Figure 3. Effects of calcitriol on the GTP-RhoA and p-MYPT1 in lung tissues.

Proteins were obtained at 4 h after seawater aspiration. The ratios of GTP-RhoA versus total-RhoA and p-MYPT1 versus MYPT1 were obtained for each group to examine the GTP-RhoA (A) and p-MYPT1 (B) contents. NG: normal group; SG: seawater group; CG: 25 µg/kg calcitriol group; DG: dexamethasone group. n = 6, ***P<0.001 versus group NG, ### P<0.001 versus group SG, ° P<0.05 versus group DG.

Figure 4. Effects of calcitriol on NF-κB p65 activation and RhoA/ROCK pathway in A549 cells.
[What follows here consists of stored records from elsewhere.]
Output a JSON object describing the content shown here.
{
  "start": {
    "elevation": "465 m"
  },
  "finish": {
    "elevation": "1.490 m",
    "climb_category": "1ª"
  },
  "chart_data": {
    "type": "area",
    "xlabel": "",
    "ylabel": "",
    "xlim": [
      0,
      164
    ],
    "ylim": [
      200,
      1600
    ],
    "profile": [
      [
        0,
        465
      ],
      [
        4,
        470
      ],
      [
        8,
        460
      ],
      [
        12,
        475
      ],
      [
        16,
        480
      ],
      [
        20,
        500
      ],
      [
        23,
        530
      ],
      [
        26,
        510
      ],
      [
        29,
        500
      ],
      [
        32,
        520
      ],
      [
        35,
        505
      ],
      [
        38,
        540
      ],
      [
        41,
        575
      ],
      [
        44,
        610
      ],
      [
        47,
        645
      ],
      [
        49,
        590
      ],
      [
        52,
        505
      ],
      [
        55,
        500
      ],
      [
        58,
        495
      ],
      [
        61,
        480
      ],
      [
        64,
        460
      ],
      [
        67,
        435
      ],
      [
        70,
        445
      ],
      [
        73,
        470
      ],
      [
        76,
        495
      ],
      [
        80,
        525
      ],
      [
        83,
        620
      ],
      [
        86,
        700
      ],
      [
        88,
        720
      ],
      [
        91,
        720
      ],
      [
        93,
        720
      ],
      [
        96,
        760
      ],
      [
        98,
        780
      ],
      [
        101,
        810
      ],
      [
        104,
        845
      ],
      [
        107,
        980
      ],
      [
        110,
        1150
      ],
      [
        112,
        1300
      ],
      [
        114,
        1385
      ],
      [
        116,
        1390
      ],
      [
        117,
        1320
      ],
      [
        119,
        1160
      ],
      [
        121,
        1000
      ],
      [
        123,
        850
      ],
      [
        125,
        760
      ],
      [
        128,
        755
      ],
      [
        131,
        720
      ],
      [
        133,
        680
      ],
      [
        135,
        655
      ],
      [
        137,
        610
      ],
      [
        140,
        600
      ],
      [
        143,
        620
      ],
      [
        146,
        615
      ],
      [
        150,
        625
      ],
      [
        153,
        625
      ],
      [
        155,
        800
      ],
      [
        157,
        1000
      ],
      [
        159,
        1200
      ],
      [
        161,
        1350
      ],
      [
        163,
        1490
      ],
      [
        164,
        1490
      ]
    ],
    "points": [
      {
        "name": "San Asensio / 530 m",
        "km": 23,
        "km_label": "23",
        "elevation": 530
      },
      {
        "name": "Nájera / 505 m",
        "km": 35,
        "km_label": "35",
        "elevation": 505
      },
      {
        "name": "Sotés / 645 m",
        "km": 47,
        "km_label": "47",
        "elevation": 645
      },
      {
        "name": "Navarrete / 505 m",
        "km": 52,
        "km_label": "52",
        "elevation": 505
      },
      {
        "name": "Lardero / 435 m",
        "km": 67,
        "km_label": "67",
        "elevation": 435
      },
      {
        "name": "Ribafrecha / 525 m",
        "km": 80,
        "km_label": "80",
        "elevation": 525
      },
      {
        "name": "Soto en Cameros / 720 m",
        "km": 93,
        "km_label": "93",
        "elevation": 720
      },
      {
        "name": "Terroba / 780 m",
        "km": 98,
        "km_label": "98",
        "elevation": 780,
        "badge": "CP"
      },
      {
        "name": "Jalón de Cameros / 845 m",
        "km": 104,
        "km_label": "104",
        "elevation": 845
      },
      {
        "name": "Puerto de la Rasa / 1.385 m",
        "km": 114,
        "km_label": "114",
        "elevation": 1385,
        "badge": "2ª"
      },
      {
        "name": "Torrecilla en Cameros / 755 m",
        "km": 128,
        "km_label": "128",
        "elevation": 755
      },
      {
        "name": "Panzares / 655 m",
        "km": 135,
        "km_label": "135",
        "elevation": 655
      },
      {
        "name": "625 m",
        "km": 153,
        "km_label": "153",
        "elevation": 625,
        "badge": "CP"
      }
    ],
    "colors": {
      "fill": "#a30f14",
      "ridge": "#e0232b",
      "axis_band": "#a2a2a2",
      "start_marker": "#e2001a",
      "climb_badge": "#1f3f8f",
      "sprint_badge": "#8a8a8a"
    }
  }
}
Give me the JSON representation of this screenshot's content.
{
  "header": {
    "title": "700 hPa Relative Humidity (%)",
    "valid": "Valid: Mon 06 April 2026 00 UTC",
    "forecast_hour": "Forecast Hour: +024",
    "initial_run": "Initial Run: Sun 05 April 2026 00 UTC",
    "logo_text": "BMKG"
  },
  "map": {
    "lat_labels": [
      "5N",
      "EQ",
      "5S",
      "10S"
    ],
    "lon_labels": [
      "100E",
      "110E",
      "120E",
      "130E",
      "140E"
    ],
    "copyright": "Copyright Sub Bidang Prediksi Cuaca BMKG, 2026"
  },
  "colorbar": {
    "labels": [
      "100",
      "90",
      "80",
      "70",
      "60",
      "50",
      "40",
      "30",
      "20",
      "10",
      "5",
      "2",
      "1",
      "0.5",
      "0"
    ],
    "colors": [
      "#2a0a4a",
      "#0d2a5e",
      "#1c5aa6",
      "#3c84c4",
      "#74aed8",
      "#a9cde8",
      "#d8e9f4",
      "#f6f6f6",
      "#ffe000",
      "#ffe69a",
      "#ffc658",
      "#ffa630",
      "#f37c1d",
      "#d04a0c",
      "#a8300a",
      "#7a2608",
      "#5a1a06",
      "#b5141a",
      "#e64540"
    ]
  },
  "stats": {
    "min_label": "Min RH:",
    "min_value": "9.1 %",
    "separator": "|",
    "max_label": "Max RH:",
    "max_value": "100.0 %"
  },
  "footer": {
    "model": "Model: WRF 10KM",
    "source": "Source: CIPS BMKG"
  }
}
After 4 h seawater treatment, proteins were obtained for western blot. The ratios of pNF-κB versus NF-κB, GTP-RhoA versus total-RhoA and p-MYPT1 versus MYPT1 were obtained for each group to examine the pNF-κB, GTP-RhoA and p-MYPT1 content. NG: normal group; SG: seawater group; CG: 10⁻⁶ M calcitriol group; DG: dexamethasone group. n = 6, ***P<0.001 versus group NG, ## P<0.01, ### P<0.001 versus group SG, ° P<0.05 versus group DG.

Figure 5. Effects of calcitriol on RhoA/ROCK pathway in RPMVECs.
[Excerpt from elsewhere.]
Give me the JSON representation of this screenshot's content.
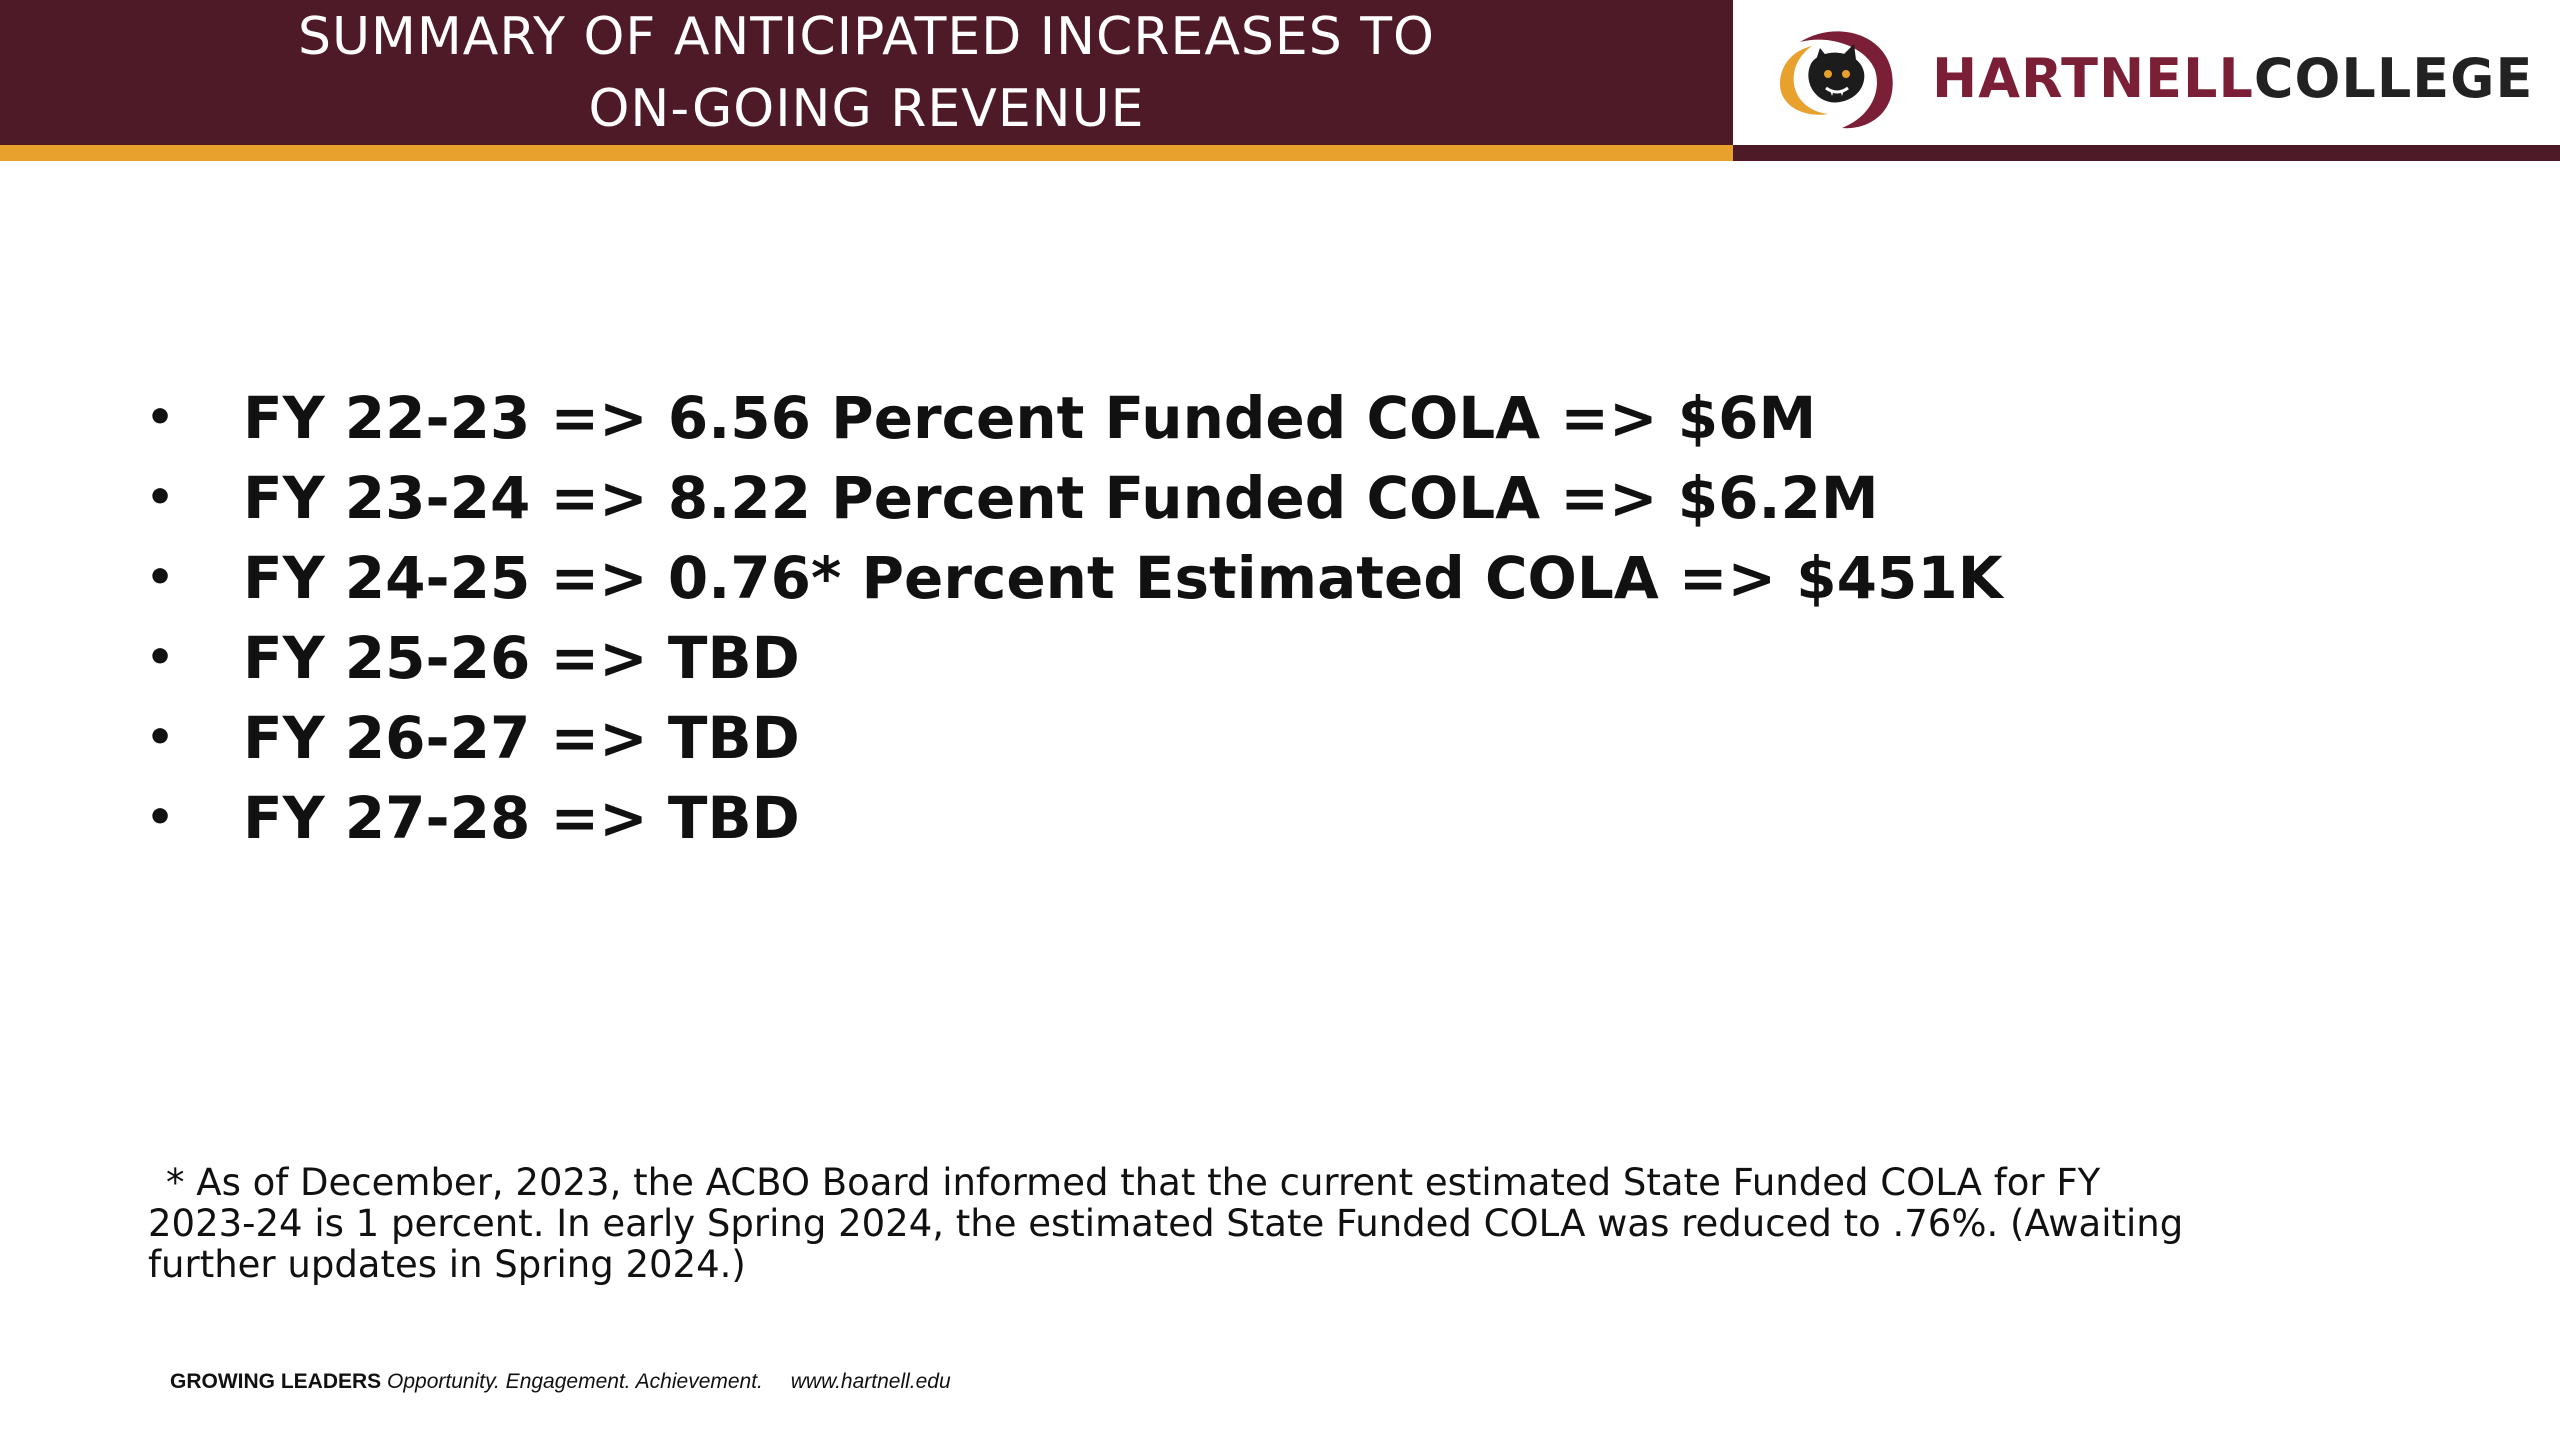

Proteins were obtained at 4 h after seawater administration. The ratios of GTP-RhoA versus total-RhoA and p-MYPT1 versus MYPT1 were obtained for each group to examine the GTP-RhoA (A) and p-MYPT1 (B) contents. NG: normal group; SG: seawater group; CG: 10⁻⁶ M calcitriol group; DG: dexamethasone group. n = 6, ***P<0.001 versus group NG, ### P<0.001 versus group SG.

Figure 6. Effects of calcitriol on monolayer permeability in A549 cells and RPMVECs.

A549 cells and RPMVECs were treated for 40 min with seawater in the presence or absence of calcitriol and dexamethasone. After A549 (A) and RPMVEC (B) monolayer formation, cells were treated for 40 min with seawater. The permeability was shown as fold of NG. NG: normal group; SG: seawater group; CG: 10⁻⁶ M calcitriol group; DG: dexamethasone group. n = 6, ***P<0.001 versus group NG, ## P<0.01, ### P<0.001 versus group SG, ° P<0.05 versus group DG.